How’s Snowflake doing? One thing these database companies have going for themsel...

RedShift1 · on March 13, 2021

I've heard this line many times but is this actually true? Are there stories or statistics of these things?

drunkpotato · on March 13, 2021

I've done several database migrations, and it's true, but not because the data is hard to extract. It's moderately easy to dump out CSV or JSON files to S3 and load them back in to another database (only moderately because you have to deal with fiddly encoding issues). So in that sense the data is easily extracted. Tools like AWS Data Migration Services, while not perfect, can also make this a lot easier.

However, at least three issues make a database migration non-trivial:

1. Custom data types that have to be replicated somehow in the new database; this usually involves figuring out how to parse the output representation in a sensible way.

2. User-defined triggers and functions, or custom database features, that may not be available on the new database.

3. There is usually a lot of infrastructure built on top of a database that can be hard to switch over, like if you've used roles substantially in Postgres for access control. Not to mention any business intelligence tool built on it that tends to have a lot of hand-rolled SQL. For example, Periscope can be database-agnostic, but any queries you write might be customized for one particular database vendor.

So in my view, it's not really data concerns (except case 1); there are a lot of operational concerns that make database migrations hard.

steven_pack · on March 13, 2021

4. Egress costs from the clouds are non-trivial for large datasets. So now you're locked into both your db and your cloud.

hibikir · on March 13, 2021

Even the migrations that appear small end up being huge. Over a decade ago, I was working for a large biotech company, which at the time was having trouble with their Oracle installation. The technical team, being very conservative, and having never worked anywhere else before, decided that the easiest way out was to purchase a large Exadata machine, as that was the less risky proposition: It's still supposed to be the same Oracle they knew and loved, except faster, and in far bigger iron than they were running before. So they ignored the scary price tag, believing that they were going to save a mint in recreating their data store.

Well, things weren't this easy. It was Oracle alright, so all the queries, triggers and views still worked... except the performance characteristics were completely different, because Exadata does all kinds of interesting things to extract more performance. So all the hints, manual query plans? just downright wrong, and often slower than before. In the end, easily a third of the queries needed rewrites, plus all the internal tuning changes that the very large DBA team did to make queries perform well. The whole effort cost many thousands of man months, on top of the oracle hardware, and the never cheap oracle license.

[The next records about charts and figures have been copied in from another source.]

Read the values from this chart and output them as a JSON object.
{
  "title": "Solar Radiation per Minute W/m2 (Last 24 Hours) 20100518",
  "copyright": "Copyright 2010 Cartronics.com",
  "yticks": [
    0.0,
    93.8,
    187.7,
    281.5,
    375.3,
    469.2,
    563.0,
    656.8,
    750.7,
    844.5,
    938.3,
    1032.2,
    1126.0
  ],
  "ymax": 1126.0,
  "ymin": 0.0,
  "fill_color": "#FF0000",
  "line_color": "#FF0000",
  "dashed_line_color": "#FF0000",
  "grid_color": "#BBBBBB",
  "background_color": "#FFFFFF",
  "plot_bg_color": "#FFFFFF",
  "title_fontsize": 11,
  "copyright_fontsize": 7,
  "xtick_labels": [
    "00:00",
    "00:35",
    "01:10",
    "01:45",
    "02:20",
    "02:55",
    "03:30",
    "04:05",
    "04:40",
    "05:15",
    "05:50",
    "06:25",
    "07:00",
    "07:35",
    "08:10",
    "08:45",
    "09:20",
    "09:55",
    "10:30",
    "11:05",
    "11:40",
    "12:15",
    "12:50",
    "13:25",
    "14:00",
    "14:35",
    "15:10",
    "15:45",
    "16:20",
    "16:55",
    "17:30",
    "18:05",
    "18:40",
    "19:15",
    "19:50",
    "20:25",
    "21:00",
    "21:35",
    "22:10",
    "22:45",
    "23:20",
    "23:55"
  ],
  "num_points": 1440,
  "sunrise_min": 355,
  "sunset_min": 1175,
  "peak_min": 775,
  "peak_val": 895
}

So even a migration from Oracle to a different flavor of Oracle can end up freezing a department with hundreds of tech workers for a year, and this was considered to be the cheapest choice! Imagine how much fun this would be if it was a large lift that, say, went from a RDBMS to NoSQL.

zxspectrum1982 · on March 14, 2021

I concur. I was project manager for a migration from Microsoft SQL Server to Azure SQL. There were all sorts of problems, performance being one of them.

jimbokun · on March 13, 2021

My team built our product on top of a very capable NoSQL database called MarkLogic. It had issues, but also had a lot of things it did well.

But then the original licensing agreement we had negotiated was coming to an end, and the new deal was going to be massively more expensive.

So we used this as an opportunity to rearchitect our monolith into services built on other open source data stores, that also fixed a lot of the architectural issues and technical debt we had acquired.

So to answer your question, yes it’s possible to move off of a database, if the financial incentives are great enough.

greggyb · on March 13, 2021

Database refactoring tend to measure in millions of dollars and quarters-years from a consulting perspective.

Some context: this is for expansive legacy application databases that have many years of tenure or large data warehouse applications. If you've ever worked in the enterprise data space, you'll be tripping over this sort of workload left and right.

yjftsjthsd-h · on March 13, 2021

One anecdote: Consider how long it took Amazon to get off of Oracle. They have all the engineering talent, they have a huge budget, they had all the political will, and took ages still for them to migrate.

assface · on March 13, 2021

There is a reason why IBM still makes a lot of money on IMS.

dominotw · on March 13, 2021

Its not difficult at all. We just moved bunch of usecases from snowflake to pinot. All I had to do was s3 export from snowflake and import into pinot.